If you are a creative person, you should not take a break for more than a few months at a time. As a creative you must creative and that is essential to who you are.
Now what does this title mean-this is a little reflection of my experience of what happened when I took nearly 5 year break from creative lifestyle. Not this doesn’t mean that I wasn’t creating anything at all but the inspiration for my creations was not one out of authenticity.
When I was young I would make thing because it’s just what I did. I loved art. I also think it was a tactic to keep me busy while my parents were busy with work. I did all types of art, painting, drawing, sculpture, acting, singing, dancing you name it I did. This was the foundation for my love of art.
This is how I got into makeup artistry. I used it as an escape from what was going around in my life and I let it consume me. It was to the point it was all I would do but not for the right reasons. I would buy copious amounts of makeup and lock myself in my room and do play. Shopping was instant gratification, playing with my makeup and watching Youtube videos removed me from the stresses of life-school, relationships etc. Overtime it lost it’s novelty and even thought I loved makeup and the expression it gave me I knew it wasn’t for me(the career as a makeup artist.)

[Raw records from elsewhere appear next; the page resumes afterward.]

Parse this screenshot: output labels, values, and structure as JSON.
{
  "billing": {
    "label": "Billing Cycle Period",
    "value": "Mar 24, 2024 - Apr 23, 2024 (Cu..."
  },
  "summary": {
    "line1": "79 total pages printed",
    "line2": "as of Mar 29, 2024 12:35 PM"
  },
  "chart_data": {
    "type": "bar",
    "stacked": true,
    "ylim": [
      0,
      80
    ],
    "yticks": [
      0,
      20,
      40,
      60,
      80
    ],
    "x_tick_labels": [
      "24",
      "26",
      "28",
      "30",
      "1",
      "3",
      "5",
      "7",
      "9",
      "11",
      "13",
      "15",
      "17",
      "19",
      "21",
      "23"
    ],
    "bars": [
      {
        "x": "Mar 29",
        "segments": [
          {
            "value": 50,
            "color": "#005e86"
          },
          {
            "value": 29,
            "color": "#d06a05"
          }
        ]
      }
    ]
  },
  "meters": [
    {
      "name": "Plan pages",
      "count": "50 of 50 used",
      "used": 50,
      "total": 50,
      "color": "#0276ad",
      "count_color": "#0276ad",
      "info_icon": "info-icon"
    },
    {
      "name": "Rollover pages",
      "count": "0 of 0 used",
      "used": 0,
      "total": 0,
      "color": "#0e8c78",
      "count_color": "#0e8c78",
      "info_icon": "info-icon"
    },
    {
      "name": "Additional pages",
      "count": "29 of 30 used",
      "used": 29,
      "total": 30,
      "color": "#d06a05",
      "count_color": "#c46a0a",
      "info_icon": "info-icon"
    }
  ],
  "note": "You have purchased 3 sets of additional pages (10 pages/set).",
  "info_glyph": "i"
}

Next came modeling, this is something I still today but my reasoning has changed since I got back into it. The idea of assuming another persona was very appealing. Who doesn’t want to be someone else. Then I realized that the only person I wanted to be was me. At this point I was so lost that I didn’t know who I was anymore. I felt so broken, uninspired I wondered what happened to that girl growing up?

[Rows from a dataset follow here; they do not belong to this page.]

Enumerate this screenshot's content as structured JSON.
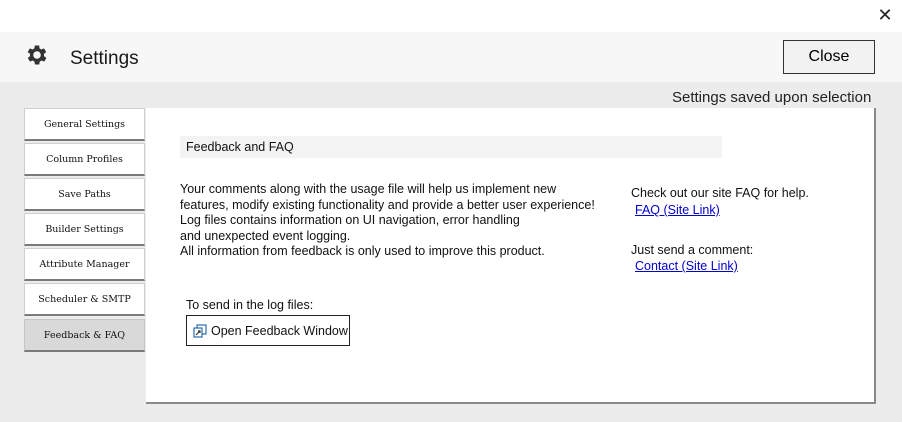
{
  "window": {
    "close_glyph": "✕"
  },
  "header": {
    "title": "Settings",
    "icon": "gear-icon",
    "close_label": "Close"
  },
  "saved_note": "Settings saved upon selection",
  "sidebar": {
    "items": [
      {
        "label": "General Settings"
      },
      {
        "label": "Column Profiles"
      },
      {
        "label": "Save Paths"
      },
      {
        "label": "Builder Settings"
      },
      {
        "label": "Attribute Manager"
      },
      {
        "label": "Scheduler & SMTP"
      },
      {
        "label": "Feedback & FAQ",
        "active": true
      }
    ]
  },
  "main": {
    "section_title": "Feedback and FAQ",
    "description_lines": [
      "Your comments along with the usage file will help us implement new",
      "features, modify existing functionality and provide a better user experience!",
      "Log files contains information on UI navigation, error handling",
      "and unexpected event logging.",
      "All information from feedback is only used to improve this product."
    ],
    "faq_label": "Check out our site FAQ for help.",
    "faq_link": "FAQ (Site Link)",
    "comment_label": "Just send a comment:",
    "contact_link": "Contact (Site Link)",
    "log_label": "To send in the log files:",
    "feedback_button": "Open Feedback Window"
  },
  "colors": {
    "link": "#0000cc",
    "active_tab": "#d9d9d9",
    "background": "#ececec"
  }
}
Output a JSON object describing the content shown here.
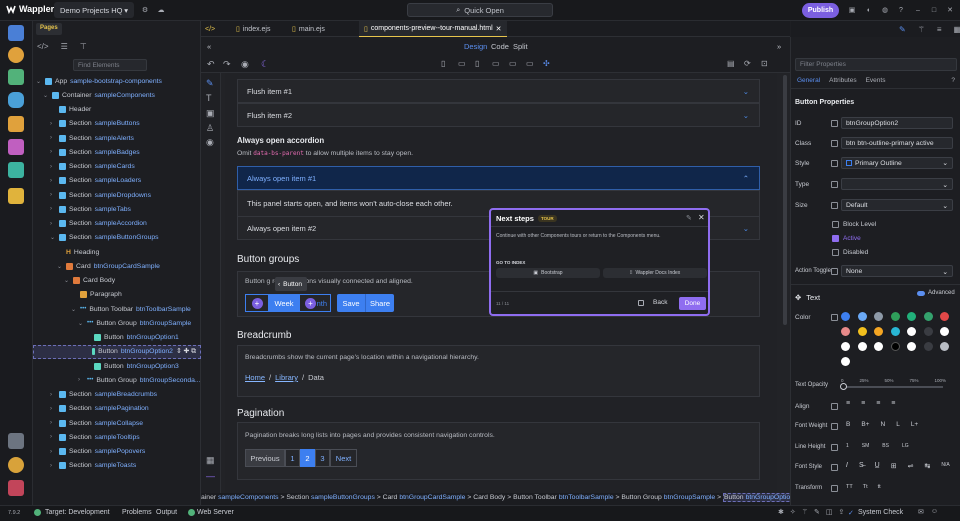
{
  "app": {
    "name": "Wappler",
    "project": "Demo Projects HQ",
    "quick_open": "Quick Open",
    "publish": "Publish"
  },
  "left_panel": {
    "tabs": [
      "Pages"
    ],
    "find_placeholder": "Find Elements",
    "tree": [
      {
        "label": "App",
        "name": "sample-bootstrap-components",
        "depth": 0,
        "icon": "app"
      },
      {
        "label": "Container",
        "name": "sampleComponents",
        "depth": 1,
        "icon": "container"
      },
      {
        "label": "Header",
        "name": "",
        "depth": 2,
        "icon": "section"
      },
      {
        "label": "Section",
        "name": "sampleButtons",
        "depth": 2,
        "icon": "section"
      },
      {
        "label": "Section",
        "name": "sampleAlerts",
        "depth": 2,
        "icon": "section"
      },
      {
        "label": "Section",
        "name": "sampleBadges",
        "depth": 2,
        "icon": "section"
      },
      {
        "label": "Section",
        "name": "sampleCards",
        "depth": 2,
        "icon": "section"
      },
      {
        "label": "Section",
        "name": "sampleLoaders",
        "depth": 2,
        "icon": "section"
      },
      {
        "label": "Section",
        "name": "sampleDropdowns",
        "depth": 2,
        "icon": "section"
      },
      {
        "label": "Section",
        "name": "sampleTabs",
        "depth": 2,
        "icon": "section"
      },
      {
        "label": "Section",
        "name": "sampleAccordion",
        "depth": 2,
        "icon": "section"
      },
      {
        "label": "Section",
        "name": "sampleButtonGroups",
        "depth": 2,
        "icon": "section"
      },
      {
        "label": "Heading",
        "name": "",
        "depth": 3,
        "icon": "heading"
      },
      {
        "label": "Card",
        "name": "btnGroupCardSample",
        "depth": 3,
        "icon": "card"
      },
      {
        "label": "Card Body",
        "name": "",
        "depth": 4,
        "icon": "card"
      },
      {
        "label": "Paragraph",
        "name": "",
        "depth": 5,
        "icon": "paragraph"
      },
      {
        "label": "Button Toolbar",
        "name": "btnToolbarSample",
        "depth": 5,
        "icon": "dots"
      },
      {
        "label": "Button Group",
        "name": "btnGroupSample",
        "depth": 6,
        "icon": "dots"
      },
      {
        "label": "Button",
        "name": "btnGroupOption1",
        "depth": 7,
        "icon": "button"
      },
      {
        "label": "Button",
        "name": "btnGroupOption2",
        "depth": 7,
        "icon": "button"
      },
      {
        "label": "Button",
        "name": "btnGroupOption3",
        "depth": 7,
        "icon": "button"
      },
      {
        "label": "Button Group",
        "name": "btnGroupSeconda...",
        "depth": 6,
        "icon": "dots"
      },
      {
        "label": "Section",
        "name": "sampleBreadcrumbs",
        "depth": 2,
        "icon": "section"
      },
      {
        "label": "Section",
        "name": "samplePagination",
        "depth": 2,
        "icon": "section"
      },
      {
        "label": "Section",
        "name": "sampleCollapse",
        "depth": 2,
        "icon": "section"
      },
      {
        "label": "Section",
        "name": "sampleTooltips",
        "depth": 2,
        "icon": "section"
      },
      {
        "label": "Section",
        "name": "samplePopovers",
        "depth": 2,
        "icon": "section"
      },
      {
        "label": "Section",
        "name": "sampleToasts",
        "depth": 2,
        "icon": "section"
      }
    ]
  },
  "editor": {
    "tabs": [
      "index.ejs",
      "main.ejs",
      "components-preview--tour-manual.html"
    ],
    "modes": [
      "Design",
      "Code",
      "Split"
    ]
  },
  "page": {
    "flush_1": "Flush item #1",
    "flush_2": "Flush item #2",
    "always_open_title": "Always open accordion",
    "always_open_desc_pre": "Omit",
    "always_open_desc_code": "data-bs-parent",
    "always_open_desc_post": "to allow multiple items to stay open.",
    "ao_item_1": "Always open item #1",
    "ao_body": "This panel starts open, and items won't auto-close each other.",
    "ao_item_2": "Always open item #2",
    "btn_groups_title": "Button groups",
    "btn_groups_desc": "Button g            related actions visually connected and aligned.",
    "btn_group_labels": [
      "Week",
      "nth",
      "Save",
      "Share"
    ],
    "tooltip": "Button",
    "breadcrumb_title": "Breadcrumb",
    "breadcrumb_desc": "Breadcrumbs show the current page's location within a navigational hierarchy.",
    "breadcrumb_items": [
      "Home",
      "Library",
      "Data"
    ],
    "pagination_title": "Pagination",
    "pagination_desc": "Pagination breaks long lists into pages and provides consistent navigation controls.",
    "pagination_items": [
      "Previous",
      "1",
      "2",
      "3",
      "Next"
    ]
  },
  "tour": {
    "title": "Next steps",
    "badge": "TOUR",
    "body": "Continue with other Components tours or return to the Components menu.",
    "goto": "GO TO INDEX",
    "link_1": "Bootstrap",
    "link_2": "Wappler Docs Index",
    "counter": "11 / 11",
    "back": "Back",
    "done": "Done"
  },
  "right_panel": {
    "filter_placeholder": "Filter Properties",
    "tabs": [
      "General",
      "Attributes",
      "Events"
    ],
    "section_title": "Button Properties",
    "id_label": "ID",
    "id_value": "btnGroupOption2",
    "class_label": "Class",
    "class_value": "btn btn-outline-primary active",
    "style_label": "Style",
    "style_value": "Primary Outline",
    "type_label": "Type",
    "type_value": "",
    "size_label": "Size",
    "size_value": "Default",
    "block_level": "Block Level",
    "active": "Active",
    "disabled": "Disabled",
    "action_toggle_label": "Action Toggle",
    "action_toggle_value": "None",
    "text_section": "Text",
    "advanced": "Advanced",
    "color_label": "Color",
    "text_opacity_label": "Text Opacity",
    "opacity_ticks": [
      "0",
      "25%",
      "50%",
      "75%",
      "100%"
    ],
    "align_label": "Align",
    "font_weight_label": "Font Weight",
    "font_weight_opts": [
      "B",
      "B+",
      "N",
      "L",
      "L+"
    ],
    "line_height_label": "Line Height",
    "line_height_opts": [
      "1",
      "SM",
      "BS",
      "LG"
    ],
    "font_style_label": "Font Style",
    "font_style_na": "N/A",
    "transform_label": "Transform",
    "transform_opts": [
      "TT",
      "Tt",
      "tt"
    ],
    "colors": [
      "#3d7ff0",
      "#6aa9f6",
      "#8e9aa8",
      "#2f9e5a",
      "#21b07a",
      "#34a26d",
      "#e24848",
      "#e88a8a",
      "#f2c01e",
      "#f5a623",
      "#29b6d4",
      "#ffffff",
      "#3a3c42",
      "#ffffff",
      "#ffffff",
      "#ffffff",
      "#ffffff",
      "#000000",
      "#ffffff",
      "#3a3c42",
      "#b8bcc4",
      "#ffffff"
    ]
  },
  "breadcrumb_bar": [
    {
      "t": "ainer",
      "n": "sampleComponents"
    },
    {
      "t": "Section",
      "n": "sampleButtonGroups"
    },
    {
      "t": "Card",
      "n": "btnGroupCardSample"
    },
    {
      "t": "Card Body",
      "n": ""
    },
    {
      "t": "Button Toolbar",
      "n": "btnToolbarSample"
    },
    {
      "t": "Button Group",
      "n": "btnGroupSample"
    },
    {
      "t": "Button",
      "n": "btnGroupOption2"
    }
  ],
  "status": {
    "version": "7.9.2",
    "target": "Target: Development",
    "problems": "Problems",
    "output": "Output",
    "web_server": "Web Server",
    "system_check": "System Check"
  }
}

I threw myself back into all things art and immediately I felt at peace. I cut out those who were discouraging my creative mind. Naturally a support system started to surround me that kept me going. I slowly started coming out of my shell and started seeking other creatives and now life is pretty good. There was a sense that I knew this is what I’m meant to be doing and nothing else.
This entire entry is completely disjointed but at the end of it all I’d say don’t let excuses get in the way of creating. Don’t let anyone tell you otherwise-either they don’t see the whole picture or they just don’t get it and that’s OK.
Find a way to creative and everything will be ok.